Świat

Głosy z Kosmosu: Astronauci NASA oddadzą głosy na odległej orbicie!

2024-11-05

Autor: Katarzyna

Czworo amerykańskich astronautów aktualnie przebywa na Międzynarodowej Stacji Kosmicznej (ISS), gdzie w niedalekiej przyszłości zagłosują w wyborach prezydenckich w Stanach Zjednoczonych. To niezwykłe wydarzenie sprawi, że będą głosować z wysokości 322 kilometrów nad Ziemią!

Dwoje z astronautów, Wilmore i Williams, mieli pierwotnie wrócić na Ziemię kilka miesięcy temu, jednak plan został dostosowany ze względu na ryzyko związane z ich powrotem. Zamiana ich misji będzie miała miejsce, a oboje zdecydują się na pozostanie w kosmosie do 2025 roku, co stawia ich w dość unikalnej sytuacji. Wraz z nimi na stacji przebywają Don Pettit i Nick Hague, którzy również zamierzają wypełnić swój obywatelski obowiązek i oddać głos.

NASA przygotowała plan awaryjny umożliwiający astronautom głosowanie z przestrzeni kosmicznej. Umożliwia to specjalne prawo w Teksasie, które pozwala na oddawanie głosów zaocznie przez osoby przebywające w czasie wyborów w podróży kosmicznej.

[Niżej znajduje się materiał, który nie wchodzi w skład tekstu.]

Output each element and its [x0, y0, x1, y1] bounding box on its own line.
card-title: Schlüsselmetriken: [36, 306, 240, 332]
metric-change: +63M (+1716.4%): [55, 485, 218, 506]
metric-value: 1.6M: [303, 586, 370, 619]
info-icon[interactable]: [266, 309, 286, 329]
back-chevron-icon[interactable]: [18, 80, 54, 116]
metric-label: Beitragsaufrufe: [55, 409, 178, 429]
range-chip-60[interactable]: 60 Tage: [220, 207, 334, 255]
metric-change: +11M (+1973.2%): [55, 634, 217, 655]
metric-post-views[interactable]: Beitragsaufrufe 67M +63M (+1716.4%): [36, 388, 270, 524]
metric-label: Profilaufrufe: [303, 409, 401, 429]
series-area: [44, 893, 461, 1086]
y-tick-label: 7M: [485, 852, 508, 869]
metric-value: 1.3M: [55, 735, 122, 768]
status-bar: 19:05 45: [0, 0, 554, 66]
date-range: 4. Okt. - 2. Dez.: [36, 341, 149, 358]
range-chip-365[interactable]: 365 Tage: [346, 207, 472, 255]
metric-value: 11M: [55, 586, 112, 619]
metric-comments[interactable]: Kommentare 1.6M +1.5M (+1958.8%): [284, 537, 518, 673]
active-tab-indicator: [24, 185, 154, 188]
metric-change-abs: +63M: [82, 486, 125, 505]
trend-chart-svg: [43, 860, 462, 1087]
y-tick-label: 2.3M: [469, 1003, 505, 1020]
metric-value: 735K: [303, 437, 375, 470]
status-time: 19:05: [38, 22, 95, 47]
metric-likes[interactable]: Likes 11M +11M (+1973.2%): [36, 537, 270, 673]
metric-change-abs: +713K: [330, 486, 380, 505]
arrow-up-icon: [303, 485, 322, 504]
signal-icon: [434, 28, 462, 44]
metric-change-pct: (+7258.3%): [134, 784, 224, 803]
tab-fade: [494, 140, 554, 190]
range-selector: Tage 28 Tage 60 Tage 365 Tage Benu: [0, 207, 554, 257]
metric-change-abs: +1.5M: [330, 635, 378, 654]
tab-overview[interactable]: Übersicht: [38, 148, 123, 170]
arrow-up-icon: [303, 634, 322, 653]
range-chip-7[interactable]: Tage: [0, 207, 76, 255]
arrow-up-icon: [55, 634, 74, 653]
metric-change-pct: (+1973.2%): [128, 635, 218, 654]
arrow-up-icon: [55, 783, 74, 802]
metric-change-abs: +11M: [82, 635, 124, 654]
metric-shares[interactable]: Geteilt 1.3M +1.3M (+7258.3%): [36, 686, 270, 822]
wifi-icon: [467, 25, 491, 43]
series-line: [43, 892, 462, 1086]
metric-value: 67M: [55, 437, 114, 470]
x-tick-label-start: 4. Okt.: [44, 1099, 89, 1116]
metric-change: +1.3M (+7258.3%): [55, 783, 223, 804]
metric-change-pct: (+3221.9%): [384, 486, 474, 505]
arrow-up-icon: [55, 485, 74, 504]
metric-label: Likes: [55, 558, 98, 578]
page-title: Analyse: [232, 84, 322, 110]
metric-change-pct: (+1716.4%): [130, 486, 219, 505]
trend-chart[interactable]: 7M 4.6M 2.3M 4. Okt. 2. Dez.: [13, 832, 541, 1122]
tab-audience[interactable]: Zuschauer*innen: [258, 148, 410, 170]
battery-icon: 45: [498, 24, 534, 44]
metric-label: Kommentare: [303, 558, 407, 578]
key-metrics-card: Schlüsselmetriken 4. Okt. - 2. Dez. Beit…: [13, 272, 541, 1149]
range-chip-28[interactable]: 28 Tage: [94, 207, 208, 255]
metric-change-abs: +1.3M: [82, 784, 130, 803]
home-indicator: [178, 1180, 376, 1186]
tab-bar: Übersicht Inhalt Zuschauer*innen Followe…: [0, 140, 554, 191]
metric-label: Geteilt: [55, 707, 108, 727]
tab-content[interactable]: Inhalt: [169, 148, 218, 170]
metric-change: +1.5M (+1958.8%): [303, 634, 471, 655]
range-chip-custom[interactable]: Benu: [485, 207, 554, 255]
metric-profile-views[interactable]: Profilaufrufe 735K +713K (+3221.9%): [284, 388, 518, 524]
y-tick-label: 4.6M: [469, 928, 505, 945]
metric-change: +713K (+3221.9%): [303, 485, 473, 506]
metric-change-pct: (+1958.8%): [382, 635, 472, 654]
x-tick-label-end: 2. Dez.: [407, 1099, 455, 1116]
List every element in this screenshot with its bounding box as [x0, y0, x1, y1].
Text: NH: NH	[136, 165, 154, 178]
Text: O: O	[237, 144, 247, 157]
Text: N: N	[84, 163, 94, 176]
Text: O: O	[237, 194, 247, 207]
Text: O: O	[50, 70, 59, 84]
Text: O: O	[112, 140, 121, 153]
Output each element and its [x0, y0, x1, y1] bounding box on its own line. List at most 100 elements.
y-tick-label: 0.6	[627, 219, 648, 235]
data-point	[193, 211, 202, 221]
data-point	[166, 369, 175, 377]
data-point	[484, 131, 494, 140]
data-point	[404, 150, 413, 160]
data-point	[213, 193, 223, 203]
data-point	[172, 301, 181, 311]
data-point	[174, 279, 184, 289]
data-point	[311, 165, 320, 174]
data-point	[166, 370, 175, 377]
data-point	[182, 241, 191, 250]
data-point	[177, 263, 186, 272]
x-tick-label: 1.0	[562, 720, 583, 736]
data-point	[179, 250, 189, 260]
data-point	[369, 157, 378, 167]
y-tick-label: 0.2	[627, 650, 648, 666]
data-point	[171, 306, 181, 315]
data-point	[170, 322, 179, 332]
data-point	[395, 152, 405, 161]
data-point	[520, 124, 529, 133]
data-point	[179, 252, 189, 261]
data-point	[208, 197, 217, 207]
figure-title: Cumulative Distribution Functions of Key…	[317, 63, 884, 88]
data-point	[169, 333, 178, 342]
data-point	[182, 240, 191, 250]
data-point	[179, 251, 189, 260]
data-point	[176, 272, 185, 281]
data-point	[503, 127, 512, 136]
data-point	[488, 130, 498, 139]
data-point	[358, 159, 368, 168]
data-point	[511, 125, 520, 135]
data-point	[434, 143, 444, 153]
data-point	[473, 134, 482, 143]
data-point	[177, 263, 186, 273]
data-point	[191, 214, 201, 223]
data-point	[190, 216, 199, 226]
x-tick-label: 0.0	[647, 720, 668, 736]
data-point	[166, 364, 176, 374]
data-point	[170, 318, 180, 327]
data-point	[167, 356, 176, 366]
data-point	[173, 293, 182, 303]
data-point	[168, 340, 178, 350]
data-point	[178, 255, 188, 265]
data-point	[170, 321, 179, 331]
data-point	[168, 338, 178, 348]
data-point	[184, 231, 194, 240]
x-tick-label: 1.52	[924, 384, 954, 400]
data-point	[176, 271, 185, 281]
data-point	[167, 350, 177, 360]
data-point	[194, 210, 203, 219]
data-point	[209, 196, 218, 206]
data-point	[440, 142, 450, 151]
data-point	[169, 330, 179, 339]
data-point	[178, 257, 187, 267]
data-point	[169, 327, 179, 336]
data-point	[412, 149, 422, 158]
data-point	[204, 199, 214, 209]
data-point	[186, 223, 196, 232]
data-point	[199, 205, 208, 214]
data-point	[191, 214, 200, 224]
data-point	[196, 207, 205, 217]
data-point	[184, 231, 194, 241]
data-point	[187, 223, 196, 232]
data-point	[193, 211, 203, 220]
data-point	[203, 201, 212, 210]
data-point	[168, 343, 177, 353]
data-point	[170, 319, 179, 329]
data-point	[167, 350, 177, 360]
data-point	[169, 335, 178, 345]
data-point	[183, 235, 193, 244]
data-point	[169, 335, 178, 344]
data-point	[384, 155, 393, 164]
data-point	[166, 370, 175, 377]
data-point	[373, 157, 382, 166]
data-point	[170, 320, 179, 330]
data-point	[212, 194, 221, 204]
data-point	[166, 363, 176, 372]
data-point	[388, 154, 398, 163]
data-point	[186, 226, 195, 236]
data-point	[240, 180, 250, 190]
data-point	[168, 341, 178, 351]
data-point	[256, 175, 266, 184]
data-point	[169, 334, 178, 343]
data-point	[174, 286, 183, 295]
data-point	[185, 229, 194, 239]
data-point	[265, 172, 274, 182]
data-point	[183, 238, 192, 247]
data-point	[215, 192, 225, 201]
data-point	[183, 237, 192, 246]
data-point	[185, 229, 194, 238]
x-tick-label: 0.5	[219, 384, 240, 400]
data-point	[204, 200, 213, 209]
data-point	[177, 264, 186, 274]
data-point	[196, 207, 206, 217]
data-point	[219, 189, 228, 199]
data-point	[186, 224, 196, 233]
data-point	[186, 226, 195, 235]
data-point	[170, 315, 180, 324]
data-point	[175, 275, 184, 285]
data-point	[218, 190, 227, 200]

Interesujące jest to, że astronauta David Wolf został pierwszym Amerykaninem, który głosował z kosmosu w 1997 roku, podczas swojego czteromiesięcznego pobytu na stacji Mir. To wydarzenie otworzyło drzwi dla kolejnych astronautów i rozpoczęło nową erę głosowania w przestrzeni.

Technologia wykorzystywana do przesyłania głosów z kosmosu opiera się na Near Space Network NASA, która składa się z konstelacji satelitów umożliwiających komunikację z Ziemią. Głosy astronautów będą przesyłane do wyborczych biur, co podkreśla zaawansowanie technologii oraz determinację astronautów do uczestniczenia w demokratycznym procesie, niezależnie od tego, jak daleko są od swojego kraju.

Warto zaznaczyć, że przez prawie 30 lat amerykańscy astronauci mieli możliwość głosowania z kosmosu, co jest nie tylko fascynujące, ale również pokazuje postęp w integracji technologii i systemów demokratycznych. Czy wkrótce zobaczymy jeszcze bardziej innowacyjne sposoby głosowania? To pozostaje w sferze teorii, ale jedno jest pewne – kosmiczna demokracja zyskuje na znaczeniu!